As terapias dirigidas não só exigem saber o tipo de linfoma, mas também as alterações genéticas e moleculares que ocorrem dentro de cada subtipo , e que podem se beneficiar de tratamentos mais específicos. “É neste ponto que devemos colaborar clínicos com os patologistas e exigir o apoio da administração para a introdução de novas técnicas incomum neste caso foi“, ressalta Miguel Ángel Canais.

Rituximab

O prognóstico tem melhorado muito com as novas opções farmacológicas. Os anticorpos monoclonais e imunoterapia estão ajudando a reduzir a toxicidade das terapias. Não obstante, a quimioterapia continua a ser a primeira linha de tratamento para diversos tipos de linfomas, que respondem de forma adequada a esta, tal como explicaram os médicos.

É fundamental melhorar as primeiras linhas de tratamento, pois é o ponto em que mais pacientes são curados”, diz o doutor Miguel Ángel Canais. Embora a pesquisa também está focalizando em encontrar novos alvos moleculares e tratamentos para que a porcentagem de pacientes que não respondem favoravelmente aos já existentes encontrem uma opção de cura, conforme explicou Ana Jiménez.

O linfoma de Hodgkin, a diana

O presidente do Grupo Português de Câncer de Pulmão e chefe do serviço de Oncologia do Hospital Porta de Ferro de Lisboa, Mariano Provencio, explicou que os transplantados de medula óssea por linfoma de Hodgkin tratados com nivolumab não voltam a apresentar a doença em 70% dos casos.

“Uma vez que os estudos clínicos em casos de linfomas geralmente demonstram que duplicam as taxas de sobrevivência quando se junta com quimioterapia, apliquémoslo em situação precoce e veremos se duplicamos o paciente sua capacidade de cura”, afirmou.

Esse é o objetivo do ensaio clínico, em fase de recrutamento de pacientes, que também analisará o grupo de candidatos que mais se beneficia desta estratégia terapêutica.

Novas indicações

O Sistema Nacional de Saúde dispõe, desde outubro, de nivolumab para três novas indicações: para o tratamento em monoterapia com câncer de pulmão não microcítico de histologia não escamosa localmente avançado ou metastático após quimioterapia; para o carcinoma avançado de células renais em monoterapia após pré-tratamento para o câncer de pele avançado em combinação com ipilimumab, outro inmunoterápico Bristol-Myers.

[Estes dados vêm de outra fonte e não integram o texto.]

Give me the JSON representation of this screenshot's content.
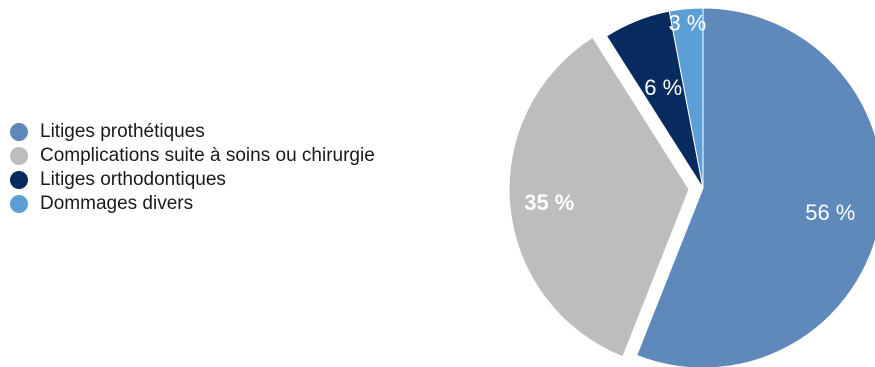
{
  "chart_data": {
    "type": "pie",
    "title": "",
    "slices": [
      {
        "label": "Litiges prothétiques",
        "value": 56,
        "value_label": "56 %",
        "color": "#5f88bb",
        "exploded": false
      },
      {
        "label": "Complications suite à soins ou chirurgie",
        "value": 35,
        "value_label": "35 %",
        "color": "#bdbdbd",
        "exploded": true
      },
      {
        "label": "Litiges orthodontiques",
        "value": 6,
        "value_label": "6 %",
        "color": "#072b5f",
        "exploded": false
      },
      {
        "label": "Dommages divers",
        "value": 3,
        "value_label": "3 %",
        "color": "#5b9fd6",
        "exploded": false
      }
    ],
    "start_angle": "12 o'clock",
    "direction": "clockwise",
    "legend_position": "left"
  }
}
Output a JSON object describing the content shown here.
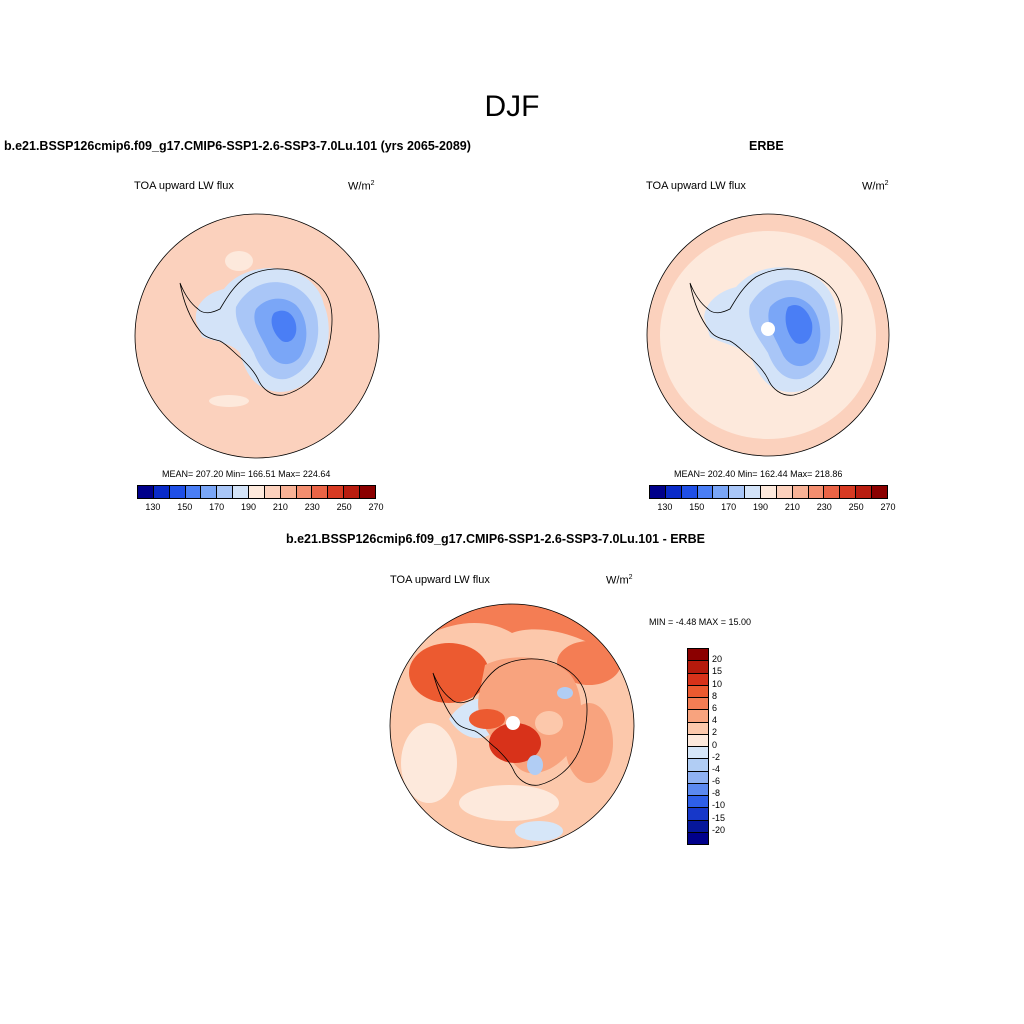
{
  "figure_title": "DJF",
  "panels": {
    "model": {
      "title": "b.e21.BSSP126cmip6.f09_g17.CMIP6-SSP1-2.6-SSP3-7.0Lu.101 (yrs 2065-2089)",
      "label": "TOA upward LW flux",
      "units": "W/m",
      "units_sup": "2",
      "stats": "MEAN= 207.20  Min= 166.51   Max= 224.64"
    },
    "obs": {
      "title": "ERBE",
      "label": "TOA upward LW flux",
      "units": "W/m",
      "units_sup": "2",
      "stats": "MEAN= 202.40  Min= 162.44   Max= 218.86"
    },
    "diff": {
      "title": "b.e21.BSSP126cmip6.f09_g17.CMIP6-SSP1-2.6-SSP3-7.0Lu.101 - ERBE",
      "label": "TOA upward LW flux",
      "units": "W/m",
      "units_sup": "2",
      "stats": "MIN =  -4.48 MAX =  15.00"
    }
  },
  "colorbar_abs": {
    "colors": [
      "#00008b",
      "#0a2bc9",
      "#1f4fe6",
      "#4a7ef5",
      "#7aa6f7",
      "#a9c6f7",
      "#d3e3f8",
      "#fde9dc",
      "#fcd1bd",
      "#f8b296",
      "#f38e6f",
      "#ea6446",
      "#d73a22",
      "#b91d10",
      "#8b0000"
    ],
    "ticks": [
      "130",
      "150",
      "170",
      "190",
      "210",
      "230",
      "250",
      "270"
    ]
  },
  "colorbar_diff": {
    "colors": [
      "#8b0000",
      "#b51a0c",
      "#d8321a",
      "#ec5a30",
      "#f47d54",
      "#f8a37e",
      "#fcc8ab",
      "#fde9dc",
      "#d6e6f8",
      "#b1cdf4",
      "#8fb1f2",
      "#5b89f0",
      "#2e5fe8",
      "#1738c9",
      "#06179a",
      "#00008b"
    ],
    "ticks": [
      "20",
      "15",
      "10",
      "8",
      "6",
      "4",
      "2",
      "0",
      "-2",
      "-4",
      "-6",
      "-8",
      "-10",
      "-15",
      "-20"
    ]
  }
}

As outras duas indicações para as que já foi aprovado são melanoma em monoterapia e em segunda linha de tratamento para câncer de pulmão não microcítico de histologia em flocos.

Estas aprovações de nivolumab em Portugal “destacam nosso compromisso com a pesquisa de tratamentos inovadores que ajudem os pacientes com doenças graves. Desde a Bristol-Myers Squibb continuaremos focando nossos esforços para o avanço destes novos tempos para o tratamento do câncer, que oferece a Imuno-Oncologia”, afirma Roberto Úrbez, vice-presidente europeu e diretor geral BMS Espanha e Portugal.